Viele Zahnärzte verrechnen mehr als erlaubt
Laut Experten sind rund ein Drittel aller Zahnarzt-Rechnungen zu hoch. Das Tarif-System ist so kompliziert, dass die Schlichtungsstelle Fehler nicht findet.

Das Wichtigste in Kürze
- Rund ein Drittel aller Zahnarztrechnungen sind laut zwei Experten zu hoch.
- Das Tarifsystem ist kompliziert, Patienten können Fehler kaum selbst erkennen.
- Die Zahnarztgesellschaft prüft einen Fall und kündigt Massnahmen an.
Ein Rentner liess sich in Winterthur einen Zahn behandeln. Für die Wurzelbehandlung und die Vollkeramikkrone erhielt er eine Rechnung über 3951.35 Franken, wie er dem «Beobachter» schildert. Er wurde stutzig, da der Betrag identisch mit jenem des Voranschlags war – obwohl er auf Leistungen verzichtet hatte.
«Ich war überzeugt, dass der Zahnarzt mich beschissen hatte.» Vom Mediziner erhielt er aber nur schwammige Ausreden, weshalb er sich an die Schlichtungsstelle der Zahnärzte-Gesellschaft (SSO) wendete.
Diese fand eine Kostenüberschreitung von 84.75 Franken. Doch weil der Zahnarzt dem Patienten auch eine Gutschrift von 150 Franken gegeben habe, riet die SSO ihm, zu bezahlen. Zudem musste er eine Gebühr von 65 Franken entrichten. Er habe sich machtlos gefühlt, sagt der Rentner, und deswegen bezahlt.
Dabei war die Rechnung in der Tat deutlich zu hoch, wie SSO-Experten erklären. Gemäss Zahnarzttarif hätte der Mediziner 3181.10 Franken verlangen dürfen, bei 14 Punkten rechnete er zu viel ab. Und so betrog er den Patienten um 770.25 Franken, rund 25 Prozent. Zwei weitere unbeteiligte Zahnärzte fanden ebenfalls zu hohe Kosten von mindestens 600 Franken.

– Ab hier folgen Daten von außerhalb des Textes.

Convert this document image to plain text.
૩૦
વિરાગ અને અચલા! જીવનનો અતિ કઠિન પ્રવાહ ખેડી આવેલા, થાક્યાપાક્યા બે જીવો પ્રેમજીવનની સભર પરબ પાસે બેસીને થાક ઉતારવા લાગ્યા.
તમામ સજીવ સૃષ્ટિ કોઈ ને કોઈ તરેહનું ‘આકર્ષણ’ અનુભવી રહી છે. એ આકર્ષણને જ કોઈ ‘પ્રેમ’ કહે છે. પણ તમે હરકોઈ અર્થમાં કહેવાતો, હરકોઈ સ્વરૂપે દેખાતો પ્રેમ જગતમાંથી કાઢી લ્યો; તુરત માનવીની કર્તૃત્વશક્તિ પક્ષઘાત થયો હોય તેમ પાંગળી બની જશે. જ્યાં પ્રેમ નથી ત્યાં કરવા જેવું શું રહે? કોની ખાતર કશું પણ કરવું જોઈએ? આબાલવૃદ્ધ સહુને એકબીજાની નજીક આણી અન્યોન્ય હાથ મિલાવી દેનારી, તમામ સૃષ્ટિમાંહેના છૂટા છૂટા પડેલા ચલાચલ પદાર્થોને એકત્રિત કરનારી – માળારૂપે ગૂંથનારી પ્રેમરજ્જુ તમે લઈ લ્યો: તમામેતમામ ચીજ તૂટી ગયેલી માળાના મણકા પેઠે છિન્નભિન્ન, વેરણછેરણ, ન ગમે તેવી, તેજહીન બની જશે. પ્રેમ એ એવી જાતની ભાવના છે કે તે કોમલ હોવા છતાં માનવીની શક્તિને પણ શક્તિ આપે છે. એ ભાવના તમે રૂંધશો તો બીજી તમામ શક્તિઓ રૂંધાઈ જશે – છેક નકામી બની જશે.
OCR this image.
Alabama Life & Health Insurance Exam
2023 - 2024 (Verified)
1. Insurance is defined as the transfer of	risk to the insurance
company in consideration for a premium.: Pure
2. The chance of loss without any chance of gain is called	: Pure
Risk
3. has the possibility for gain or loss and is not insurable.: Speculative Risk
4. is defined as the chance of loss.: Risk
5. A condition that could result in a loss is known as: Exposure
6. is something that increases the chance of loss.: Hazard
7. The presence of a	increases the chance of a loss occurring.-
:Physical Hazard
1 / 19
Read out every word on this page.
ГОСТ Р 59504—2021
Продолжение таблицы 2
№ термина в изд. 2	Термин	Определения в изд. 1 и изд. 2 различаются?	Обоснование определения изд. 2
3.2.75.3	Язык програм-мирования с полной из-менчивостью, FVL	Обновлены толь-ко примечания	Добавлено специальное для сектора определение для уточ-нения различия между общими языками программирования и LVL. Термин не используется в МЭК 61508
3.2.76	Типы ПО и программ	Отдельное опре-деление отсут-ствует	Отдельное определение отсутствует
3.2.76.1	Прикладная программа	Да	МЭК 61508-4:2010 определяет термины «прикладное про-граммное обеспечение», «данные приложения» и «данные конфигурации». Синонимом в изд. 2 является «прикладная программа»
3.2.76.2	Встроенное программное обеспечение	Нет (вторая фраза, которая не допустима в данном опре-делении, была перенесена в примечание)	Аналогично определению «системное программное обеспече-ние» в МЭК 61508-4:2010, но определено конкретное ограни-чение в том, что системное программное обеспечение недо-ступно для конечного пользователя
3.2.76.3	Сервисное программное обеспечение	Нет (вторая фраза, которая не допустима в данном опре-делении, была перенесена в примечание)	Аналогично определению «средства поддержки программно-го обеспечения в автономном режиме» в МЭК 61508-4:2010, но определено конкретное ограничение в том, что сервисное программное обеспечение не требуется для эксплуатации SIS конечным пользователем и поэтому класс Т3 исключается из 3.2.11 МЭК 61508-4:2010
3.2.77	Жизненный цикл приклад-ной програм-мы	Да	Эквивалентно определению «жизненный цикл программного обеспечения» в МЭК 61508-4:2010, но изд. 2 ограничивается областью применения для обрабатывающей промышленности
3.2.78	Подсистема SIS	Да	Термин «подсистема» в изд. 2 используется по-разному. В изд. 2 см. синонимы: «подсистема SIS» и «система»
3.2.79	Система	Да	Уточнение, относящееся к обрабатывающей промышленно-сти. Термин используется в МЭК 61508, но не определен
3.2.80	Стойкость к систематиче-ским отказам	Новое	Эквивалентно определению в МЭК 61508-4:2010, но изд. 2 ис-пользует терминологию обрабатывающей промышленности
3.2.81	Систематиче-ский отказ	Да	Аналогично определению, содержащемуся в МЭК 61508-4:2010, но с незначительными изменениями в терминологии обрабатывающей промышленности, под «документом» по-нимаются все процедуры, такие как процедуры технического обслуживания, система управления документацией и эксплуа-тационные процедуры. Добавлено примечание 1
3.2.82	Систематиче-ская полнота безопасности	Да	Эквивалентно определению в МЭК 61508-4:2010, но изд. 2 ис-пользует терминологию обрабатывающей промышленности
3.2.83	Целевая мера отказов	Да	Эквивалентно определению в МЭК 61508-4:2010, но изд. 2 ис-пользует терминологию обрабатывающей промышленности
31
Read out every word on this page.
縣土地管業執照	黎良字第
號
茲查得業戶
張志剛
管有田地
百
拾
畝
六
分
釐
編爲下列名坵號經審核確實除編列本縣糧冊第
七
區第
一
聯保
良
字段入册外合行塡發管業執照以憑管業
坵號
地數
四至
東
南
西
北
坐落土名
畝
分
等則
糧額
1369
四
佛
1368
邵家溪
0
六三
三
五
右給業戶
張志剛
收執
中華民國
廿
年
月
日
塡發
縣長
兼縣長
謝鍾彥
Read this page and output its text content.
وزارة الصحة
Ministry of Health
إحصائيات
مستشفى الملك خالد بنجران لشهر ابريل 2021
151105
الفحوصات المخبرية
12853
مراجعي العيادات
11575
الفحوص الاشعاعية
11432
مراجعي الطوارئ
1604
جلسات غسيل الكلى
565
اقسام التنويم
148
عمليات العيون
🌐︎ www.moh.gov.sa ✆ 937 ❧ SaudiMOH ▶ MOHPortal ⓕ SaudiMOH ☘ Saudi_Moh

Jährlich 200 Millionen Franken zu viel abgerechnet
Zahnarztleistungen von SSO-Ärzten werden nach dem Dentotar-Tarif abgerechnet. Jede Tarifziffer ist im Internet aufgeschaltet, könnte also von Patienten überprüft werden. Doch das System ist sehr kompliziert – selbst die SSO-Schlichtungsstelle fand die Fehler nicht.
Und das nutzen viele Zahnärzte aus: Gemäss zwei Experten, die Rechnungen für Versicherungen kontrollieren, fallen rund ein Drittel davon zu hoch aus. Oft seien es 50 bis 100 Franken. Dadurch verlieren die Patienten jährlich rund 200 Millionen Franken.
Die SSO nennt den Fall des Rentners aus Winterthur bedauerlich. «Abrechnungen dieser Art schaden dem guten Ruf der Zahnärzteschaft», schreibt sie dem «Beobachter». Solche Praktiken lehne sie mit aller Deutlichkeit ab, sie werde den Fall aufarbeiten und Massnahmen ergreifen.